Antiviral responses are often accompanied by translation inhibition and formation of stress granules (SGs) in infected cells. However, the triggers for these processes and their role during infection remain subjects of active investigation. Copy-back viral genomes (cbVGs) are the primary inducers of the mitochondrial antiviral signaling (MAVS) pathway and antiviral immunity during Sendai virus (SeV) and respiratory syncytial virus (RSV) infections. The relationship between cbVGs and cellular stress during viral infections is unknown. Here, we show that SGs form during infections containing high levels of cbVGs, and not during infections with low levels of cbVGs. Moreover, using RNA fluorescent in situ hybridization to differentiate accumulation of standard viral genomes from cbVGs at a single-cell level during infection, we show that SGs form exclusively in cells that accumulate high levels of cbVGs. Protein kinase R (PKR) activation is increased during high cbVG infections and, as expected, is necessary for virus-induced SGs. However, SGs form independent of MAVS signaling, demonstrating that cbVGs induce antiviral immunity and SG formation through 2 independent mechanisms. Furthermore, we show that translation inhibition and SG formation do not affect the overall expression of interferon and interferon stimulated genes during infection, making the stress response dispensable for global antiviral immunity. Using live-cell imaging, we show that SG formation is highly dynamic and correlates with a drastic reduction of viral protein expression even in cells infected for several days. Through analysis of active protein translation at a single-cell level, we show that infected cells that form SGs show inhibition of protein translation. Together, our data reveal a new cbVG-driven mechanism of viral interference where cbVGs induce PKR-mediated translation inhibition and SG formation, leading to a reduction in viral protein expression without altering overall antiviral immunity.
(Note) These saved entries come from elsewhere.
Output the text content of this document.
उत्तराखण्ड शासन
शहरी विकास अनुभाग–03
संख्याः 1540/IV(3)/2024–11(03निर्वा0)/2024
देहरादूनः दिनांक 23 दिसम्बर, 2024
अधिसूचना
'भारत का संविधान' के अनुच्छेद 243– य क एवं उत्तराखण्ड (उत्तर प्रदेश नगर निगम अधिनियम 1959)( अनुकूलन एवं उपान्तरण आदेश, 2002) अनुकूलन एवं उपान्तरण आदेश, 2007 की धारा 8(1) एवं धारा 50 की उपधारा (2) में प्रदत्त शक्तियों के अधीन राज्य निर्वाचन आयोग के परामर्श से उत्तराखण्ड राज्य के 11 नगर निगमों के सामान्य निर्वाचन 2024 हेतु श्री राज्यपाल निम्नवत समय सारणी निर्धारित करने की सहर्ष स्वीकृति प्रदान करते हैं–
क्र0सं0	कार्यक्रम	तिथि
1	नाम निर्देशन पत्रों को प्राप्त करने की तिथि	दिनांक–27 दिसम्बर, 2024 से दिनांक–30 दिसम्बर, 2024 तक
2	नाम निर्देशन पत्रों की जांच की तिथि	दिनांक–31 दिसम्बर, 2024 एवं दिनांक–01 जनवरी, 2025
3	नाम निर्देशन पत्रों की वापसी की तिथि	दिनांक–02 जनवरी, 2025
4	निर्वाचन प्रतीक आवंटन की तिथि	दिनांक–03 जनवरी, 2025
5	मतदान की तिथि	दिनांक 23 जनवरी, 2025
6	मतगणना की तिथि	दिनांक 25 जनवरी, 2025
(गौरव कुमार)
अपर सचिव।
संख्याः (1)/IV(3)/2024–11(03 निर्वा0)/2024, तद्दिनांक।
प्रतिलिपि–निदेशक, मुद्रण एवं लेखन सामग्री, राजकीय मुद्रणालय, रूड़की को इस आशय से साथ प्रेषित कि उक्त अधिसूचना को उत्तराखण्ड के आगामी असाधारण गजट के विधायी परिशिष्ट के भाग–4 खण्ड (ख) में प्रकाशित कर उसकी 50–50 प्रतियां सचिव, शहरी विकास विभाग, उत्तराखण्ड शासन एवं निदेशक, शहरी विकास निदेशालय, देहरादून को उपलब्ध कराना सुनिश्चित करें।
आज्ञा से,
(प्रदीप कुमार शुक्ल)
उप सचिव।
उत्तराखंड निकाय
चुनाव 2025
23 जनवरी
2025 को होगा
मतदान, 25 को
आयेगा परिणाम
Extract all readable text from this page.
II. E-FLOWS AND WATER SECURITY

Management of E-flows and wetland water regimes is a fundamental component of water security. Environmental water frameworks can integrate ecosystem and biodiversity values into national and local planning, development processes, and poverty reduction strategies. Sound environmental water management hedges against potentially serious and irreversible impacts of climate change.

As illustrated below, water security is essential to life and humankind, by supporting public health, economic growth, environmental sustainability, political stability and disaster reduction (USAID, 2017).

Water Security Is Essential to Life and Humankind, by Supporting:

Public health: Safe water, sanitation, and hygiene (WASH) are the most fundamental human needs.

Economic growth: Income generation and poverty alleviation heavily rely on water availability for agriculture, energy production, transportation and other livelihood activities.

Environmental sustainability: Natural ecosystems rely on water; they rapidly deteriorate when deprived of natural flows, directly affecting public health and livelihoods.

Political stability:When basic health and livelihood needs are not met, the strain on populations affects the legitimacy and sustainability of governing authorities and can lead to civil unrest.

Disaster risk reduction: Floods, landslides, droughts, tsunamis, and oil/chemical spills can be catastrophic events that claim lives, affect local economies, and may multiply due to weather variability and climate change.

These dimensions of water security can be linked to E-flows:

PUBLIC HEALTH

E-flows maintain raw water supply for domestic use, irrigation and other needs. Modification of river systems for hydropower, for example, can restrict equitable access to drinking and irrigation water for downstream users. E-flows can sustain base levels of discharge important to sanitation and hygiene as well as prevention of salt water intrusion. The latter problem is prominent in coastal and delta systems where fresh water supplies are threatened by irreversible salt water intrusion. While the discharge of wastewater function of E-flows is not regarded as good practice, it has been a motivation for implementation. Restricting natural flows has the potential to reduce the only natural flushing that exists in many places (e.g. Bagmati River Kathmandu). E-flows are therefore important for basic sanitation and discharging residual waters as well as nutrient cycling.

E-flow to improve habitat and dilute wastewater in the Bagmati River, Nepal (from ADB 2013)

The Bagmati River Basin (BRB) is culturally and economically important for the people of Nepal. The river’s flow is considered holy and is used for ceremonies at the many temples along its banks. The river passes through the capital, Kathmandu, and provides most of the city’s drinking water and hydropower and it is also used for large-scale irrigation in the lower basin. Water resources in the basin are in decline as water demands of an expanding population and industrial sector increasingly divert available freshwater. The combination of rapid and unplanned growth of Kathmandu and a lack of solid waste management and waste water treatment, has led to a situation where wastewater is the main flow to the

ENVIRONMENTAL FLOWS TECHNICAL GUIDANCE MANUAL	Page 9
抗病毒反应通常伴随着翻译抑制和应激颗粒 (SGs) 的形成感染细胞。然而,这些过程的触发因素及其在感染过程中的作用仍然是研究的热点。复制后病毒基因组 (cbVGs) 是仙台病毒 (SeV) 和呼吸道合胞病毒 (RSV) 感染期间线粒体抗病毒信号 (MAVS) 途径和抗病毒免疫的主要诱导物。cbVGs 与病毒感染期间细胞应激之间的关系尚不清楚。在这里,我们表明,在含有高水平 cbVGs 的感染中会形成 SGs,而在含有低水平 cbVGs 的感染中则不会形成 SGs。此外,我们使用 RNA 荧光原位杂交技术在感染过程中以单细胞水平区分标准病毒基因组和 cbVGs 的积累,表明 SGs 仅在积累高水平 cbVGs 的细胞中形成。PKR 激活在高 cbVG 感染期间增加,并且如预期的那样,是病毒诱导的 SGs 所必需的。然而,SGs 的形成独立于 MAVS 信号,表明 cbVGs 通过 2 种独立的机制诱导抗病毒免疫和 SG 形成。此外,我们表明,翻译抑制和 SG 形成不会影响感染过程中干扰素和干扰素刺激基因的总体表达,从而使应激反应对于全局抗病毒免疫不是必需的。通过活细胞成像,我们表明 SG 的形成是高度动态的,并且与病毒蛋白表达的急剧降低相关,即使在感染数天的细胞中也是如此。通过单细胞水平的活性蛋白翻译分析,我们表明形成 SG 的感染细胞显示出蛋白质翻译的抑制。总之,我们的数据揭示了一种新的 cbVG 驱动的病毒干扰机制,其中 cbVGs 诱导 PKR 介导的翻译抑制和 SG 形成,导致病毒蛋白表达减少,而不改变整体抗病毒免疫。